Building Insurance in CAM Reconciliation
Property and liability insurance coverage maintained by the landlord to protect the building, common areas, and the landlord's interest. Includes property (fire, wind, flood), general liability, umbrella/excess liability, and may include terrorism, earthquake, and environmental coverage.
Benchmarks per SF
Source: BOMA EER / IREM 2024
Typical GL Codes
Recoverable Components
- Property insurance premiums
- General liability insurance
- Umbrella/excess liability
- Terrorism insurance (if required by lender)
- Earthquake/flood insurance (if required)
Non-Recoverable Components
- Landlord's loss of rent insurance (benefits landlord only)
- Construction-period insurance
- Insurance deductibles (varies by lease)
- Director & officer insurance
Allocation Method
Pro-rata by rentable square footage. Insurance is a fixed cost, not subject to gross-up regardless of occupancy level. Some leases allow landlords to charge higher rates to tenants whose operations increase the building's risk profile (restaurants, chemical storage).
Common Lease Language
“Tenant shall pay Tenant's Proportionate Share of Insurance Costs, defined as all premiums and costs for insurance maintained by Landlord with respect to the Building, including property, liability, umbrella, and such other coverages as Landlord reasonably determines necessary.”
Common Billing Errors
- Grossing up insurance premiums (insurance is a fixed cost)

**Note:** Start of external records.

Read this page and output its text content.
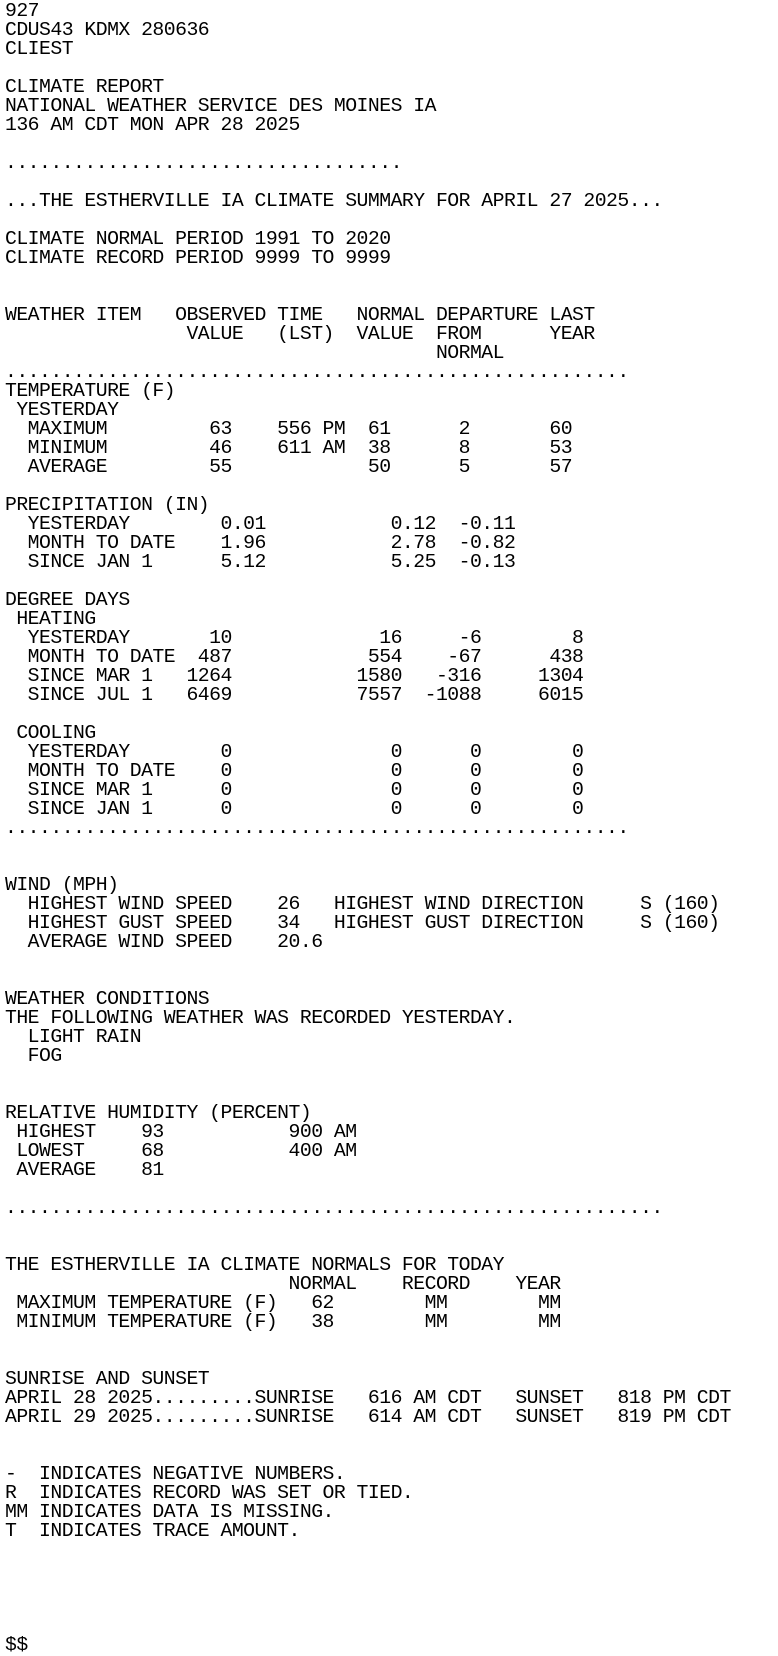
927
CDUS43 KDMX 280636
CLIEST
CLIMATE REPORT
NATIONAL WEATHER SERVICE DES MOINES IA
136 AM CDT MON APR 28 2025
...................................
...THE ESTHERVILLE IA CLIMATE SUMMARY FOR APRIL 27 2025...
CLIMATE NORMAL PERIOD 1991 TO 2020
CLIMATE RECORD PERIOD 9999 TO 9999
WEATHER ITEM   OBSERVED TIME   NORMAL DEPARTURE LAST
VALUE   (LST)  VALUE  FROM      YEAR
NORMAL
.......................................................
TEMPERATURE (F)
YESTERDAY
MAXIMUM         63    556 PM  61      2       60
MINIMUM         46    611 AM  38      8       53
AVERAGE         55            50      5       57
PRECIPITATION (IN)
YESTERDAY        0.01           0.12  -0.11
MONTH TO DATE    1.96           2.78  -0.82
SINCE JAN 1      5.12           5.25  -0.13
DEGREE DAYS
HEATING
YESTERDAY       10             16     -6        8
MONTH TO DATE  487            554    -67      438
SINCE MAR 1   1264           1580   -316     1304
SINCE JUL 1   6469           7557  -1088     6015
COOLING
YESTERDAY        0              0      0        0
MONTH TO DATE    0              0      0        0
SINCE MAR 1      0              0      0        0
SINCE JAN 1      0              0      0        0
.......................................................
WIND (MPH)
HIGHEST WIND SPEED    26   HIGHEST WIND DIRECTION     S (160)
HIGHEST GUST SPEED    34   HIGHEST GUST DIRECTION     S (160)
AVERAGE WIND SPEED    20.6
WEATHER CONDITIONS
THE FOLLOWING WEATHER WAS RECORDED YESTERDAY.
LIGHT RAIN
FOG
RELATIVE HUMIDITY (PERCENT)
HIGHEST    93           900 AM
LOWEST     68           400 AM
AVERAGE    81
..........................................................
THE ESTHERVILLE IA CLIMATE NORMALS FOR TODAY
NORMAL    RECORD    YEAR
MAXIMUM TEMPERATURE (F)   62        MM        MM
MINIMUM TEMPERATURE (F)   38        MM        MM
SUNRISE AND SUNSET
APRIL 28 2025.........SUNRISE   616 AM CDT   SUNSET   818 PM CDT
APRIL 29 2025.........SUNRISE   614 AM CDT   SUNSET   819 PM CDT
-  INDICATES NEGATIVE NUMBERS.
R  INDICATES RECORD WAS SET OR TIED.
MM INDICATES DATA IS MISSING.
T  INDICATES TRACE AMOUNT.
$$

- Including loss-of-rent insurance in recoverable costs
- Passing through insurance deductibles as CAM without lease authority
- Failing to rebid insurance competitively, resulting in above-market premiums
Year-over-Year Trends
Commercial property insurance rates increased 15-25% in 2023-2024, driven by catastrophic weather events, rising replacement costs, and insurer exits from high-risk markets. Coastal and wildfire-prone properties have seen 30-50% increases. Landlords are increasingly self-insuring higher deductibles to manage premium costs.
Audit Flags for Building Insurance
Review this category before tenant statements go out when the GL activity, lease language, or benchmark range moves out of pattern.
- Compare current-year spend to prior-year actuals and budget by account.
- Separate contract base charges from one-time repairs, credits, and late invoices.
- Check whether the lease treats this category as controllable, non-controllable, or excluded.
- Verify that direct tenant charges are not also included in the shared CAM pool.
- Retain invoices for material variances in the audit support package.
Additional Context
Insurance is the CAM line item most affected by factors beyond the landlord's control. Tenants should verify that the landlord is obtaining competitive quotes and not over-insuring the property. Some sophisticated tenants negotiate insurance audit rights or require the landlord to obtain at least three competitive bids annually.